Figure 1: The phosphoinositide cascade of vision. A diagram showing the molecular components of the phototransduction cascade of Drosophila photoreceptors: Upon absorption of a photon (hν), the visual pigment rhodopsin (R) is converted into metarhodopsin (M) leading to the activation of heterotrimeric G protein (Gq_αβγ) by promoting the GDP-to-GTP exchange. The GTP-bound Gqα, in turn, leads to the activation of phospholipase Cβ (PLCβ), which hydrolyses the phospholipid PIP₂ (black dots) into the soluble Inositol tris phosphate (InsP₃) and the membrane-bound diacylglycerol (DAG). PLCβ activates the TRP and TRPL channels through a mechanism that is still unclear, leading to light excitation combined with an increase in cellular Ca²⁺ concentration. Light-induced elevation of DAG participates in light excitation and together with Ca²⁺ also promotes activity in the eye-specific protein kinase C (PKC), which regulates channel activity. PLCβ, PKC, and the TRP ion channel form a supramolecular complex with the scaffolding protein INAD, which is bound to the F-actin cytoskeleton via the NINAC motor protein. INAD is important for keeping the stoichiometry among the signaling proteins.

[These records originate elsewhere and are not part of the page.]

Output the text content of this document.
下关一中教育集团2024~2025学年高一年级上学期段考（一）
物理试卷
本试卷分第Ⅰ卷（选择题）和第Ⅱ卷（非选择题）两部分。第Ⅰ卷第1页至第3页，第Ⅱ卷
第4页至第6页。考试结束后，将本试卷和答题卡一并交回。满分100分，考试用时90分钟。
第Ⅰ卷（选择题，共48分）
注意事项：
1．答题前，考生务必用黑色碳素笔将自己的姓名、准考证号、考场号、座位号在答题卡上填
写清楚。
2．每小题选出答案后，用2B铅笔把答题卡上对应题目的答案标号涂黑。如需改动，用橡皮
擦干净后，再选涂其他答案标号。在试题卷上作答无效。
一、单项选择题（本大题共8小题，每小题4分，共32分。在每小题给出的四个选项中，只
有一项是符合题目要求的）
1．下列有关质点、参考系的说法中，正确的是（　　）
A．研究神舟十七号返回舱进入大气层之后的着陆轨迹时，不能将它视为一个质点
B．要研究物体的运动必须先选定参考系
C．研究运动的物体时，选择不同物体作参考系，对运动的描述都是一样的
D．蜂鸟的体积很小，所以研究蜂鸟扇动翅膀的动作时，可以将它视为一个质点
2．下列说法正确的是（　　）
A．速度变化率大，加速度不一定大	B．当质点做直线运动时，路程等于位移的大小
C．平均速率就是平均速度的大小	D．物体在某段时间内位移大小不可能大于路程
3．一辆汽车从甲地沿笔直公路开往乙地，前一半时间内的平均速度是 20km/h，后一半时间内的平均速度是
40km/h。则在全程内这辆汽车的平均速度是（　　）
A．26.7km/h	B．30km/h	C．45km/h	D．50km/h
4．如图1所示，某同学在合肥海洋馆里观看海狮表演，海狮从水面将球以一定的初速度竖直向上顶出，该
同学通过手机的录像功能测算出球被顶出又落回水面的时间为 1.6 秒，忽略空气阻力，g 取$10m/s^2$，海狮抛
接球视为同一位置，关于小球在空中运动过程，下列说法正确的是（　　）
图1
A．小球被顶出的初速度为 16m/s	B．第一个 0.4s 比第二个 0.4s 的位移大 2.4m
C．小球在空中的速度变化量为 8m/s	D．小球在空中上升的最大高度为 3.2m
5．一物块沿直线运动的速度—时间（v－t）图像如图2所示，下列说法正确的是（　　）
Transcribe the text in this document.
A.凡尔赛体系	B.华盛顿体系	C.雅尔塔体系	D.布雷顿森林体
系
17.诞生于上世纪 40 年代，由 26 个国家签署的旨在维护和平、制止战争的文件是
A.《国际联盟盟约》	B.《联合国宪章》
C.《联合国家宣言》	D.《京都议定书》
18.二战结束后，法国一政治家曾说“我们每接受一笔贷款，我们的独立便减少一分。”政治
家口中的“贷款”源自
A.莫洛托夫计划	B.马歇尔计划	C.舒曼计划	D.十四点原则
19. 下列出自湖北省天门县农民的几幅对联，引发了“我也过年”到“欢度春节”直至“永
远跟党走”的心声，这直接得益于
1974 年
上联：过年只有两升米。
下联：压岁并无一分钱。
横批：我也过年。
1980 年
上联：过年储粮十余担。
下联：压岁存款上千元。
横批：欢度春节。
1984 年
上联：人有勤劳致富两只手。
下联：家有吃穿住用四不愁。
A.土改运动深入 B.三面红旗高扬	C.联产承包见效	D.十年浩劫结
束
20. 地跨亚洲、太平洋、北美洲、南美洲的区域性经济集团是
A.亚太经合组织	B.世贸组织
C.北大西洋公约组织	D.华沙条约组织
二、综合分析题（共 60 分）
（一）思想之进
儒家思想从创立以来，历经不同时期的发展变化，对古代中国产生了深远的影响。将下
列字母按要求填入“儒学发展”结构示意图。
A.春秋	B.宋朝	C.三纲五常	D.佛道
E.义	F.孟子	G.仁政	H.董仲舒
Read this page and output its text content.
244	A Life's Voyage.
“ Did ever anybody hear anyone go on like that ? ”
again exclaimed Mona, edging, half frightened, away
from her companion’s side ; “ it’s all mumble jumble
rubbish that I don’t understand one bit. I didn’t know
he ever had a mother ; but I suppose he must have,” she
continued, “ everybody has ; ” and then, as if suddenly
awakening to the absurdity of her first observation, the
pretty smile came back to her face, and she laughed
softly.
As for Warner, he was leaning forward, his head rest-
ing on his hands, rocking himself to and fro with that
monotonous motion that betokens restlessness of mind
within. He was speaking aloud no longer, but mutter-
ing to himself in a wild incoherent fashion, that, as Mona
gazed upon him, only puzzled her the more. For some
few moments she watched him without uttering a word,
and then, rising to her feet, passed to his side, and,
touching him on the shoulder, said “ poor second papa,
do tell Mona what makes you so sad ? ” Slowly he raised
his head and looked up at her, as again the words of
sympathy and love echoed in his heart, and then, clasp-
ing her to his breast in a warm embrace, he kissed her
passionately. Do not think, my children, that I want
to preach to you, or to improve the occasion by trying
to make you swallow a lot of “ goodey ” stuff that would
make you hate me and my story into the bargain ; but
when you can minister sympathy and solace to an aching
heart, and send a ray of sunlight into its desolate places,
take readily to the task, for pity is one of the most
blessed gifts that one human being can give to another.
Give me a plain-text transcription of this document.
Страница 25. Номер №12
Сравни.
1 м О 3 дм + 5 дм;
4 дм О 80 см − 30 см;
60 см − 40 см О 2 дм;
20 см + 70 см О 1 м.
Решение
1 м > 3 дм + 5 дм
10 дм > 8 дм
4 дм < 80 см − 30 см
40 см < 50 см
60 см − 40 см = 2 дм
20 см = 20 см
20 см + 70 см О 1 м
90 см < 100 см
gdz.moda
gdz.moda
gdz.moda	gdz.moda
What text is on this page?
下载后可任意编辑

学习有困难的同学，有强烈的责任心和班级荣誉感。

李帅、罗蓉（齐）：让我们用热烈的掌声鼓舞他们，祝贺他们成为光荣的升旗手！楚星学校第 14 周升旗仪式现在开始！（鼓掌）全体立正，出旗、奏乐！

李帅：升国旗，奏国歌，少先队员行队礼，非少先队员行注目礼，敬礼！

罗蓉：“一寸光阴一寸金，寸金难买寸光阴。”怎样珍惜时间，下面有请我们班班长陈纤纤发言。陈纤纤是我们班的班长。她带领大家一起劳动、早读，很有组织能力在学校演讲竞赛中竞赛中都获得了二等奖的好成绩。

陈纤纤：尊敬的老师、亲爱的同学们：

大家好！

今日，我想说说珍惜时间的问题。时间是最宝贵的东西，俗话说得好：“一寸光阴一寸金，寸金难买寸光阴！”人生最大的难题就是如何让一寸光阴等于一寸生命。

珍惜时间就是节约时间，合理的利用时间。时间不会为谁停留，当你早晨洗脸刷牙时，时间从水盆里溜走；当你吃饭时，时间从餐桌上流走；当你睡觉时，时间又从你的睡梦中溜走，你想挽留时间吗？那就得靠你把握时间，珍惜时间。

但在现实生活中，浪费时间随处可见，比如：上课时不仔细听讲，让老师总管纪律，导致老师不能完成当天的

Figure 2: Sterol reduction virtually abolished the electrical light response while having a minimal effect on the light-activated PIP₂-hydrolysis by PLC.
PLC enzymatic activity was measured as a function of time in the photoreceptor cells using a transgenic Drosophila fly expressing a fluorescent-tagged probe that binds to PIP₂ in the photoreceptor’s signaling domain called rhabdomere (rha, shown schematically in Figure 1) and stop fluorescing upon PIP₂ hydrolysis. Two fluorescent images in fixed time after excitation (0, 30 seconds) are shown in panel A and continuous fluorescent measurements are shown in panel B. White-drawn boxes indicate cellular regions where the fluorescence was measured (rha, cell body (cyt)) The non-fluorescing bottom images show transmission microscopic images of the same cellular regions. Sterol reduction was obtained by the incubation of photoreceptors with a cyclic oligosaccharide (MβCD) that sequester sterols. Panels A and B show that MβCD had virtually no effect on PLC hydrolyzing activity. Strikingly, the incubation with MβCD virtually abolished the electrical light-response when compared to incubation with Standard Extracellular Solution (SES upper part of panel C, compared to lower part of panel C) that was measured simultaneously with the fluorescent-tagged probe (upper part of panel B, compared to lower part of panel B). Panels D, E, F present quantification of the data presented in the other panels.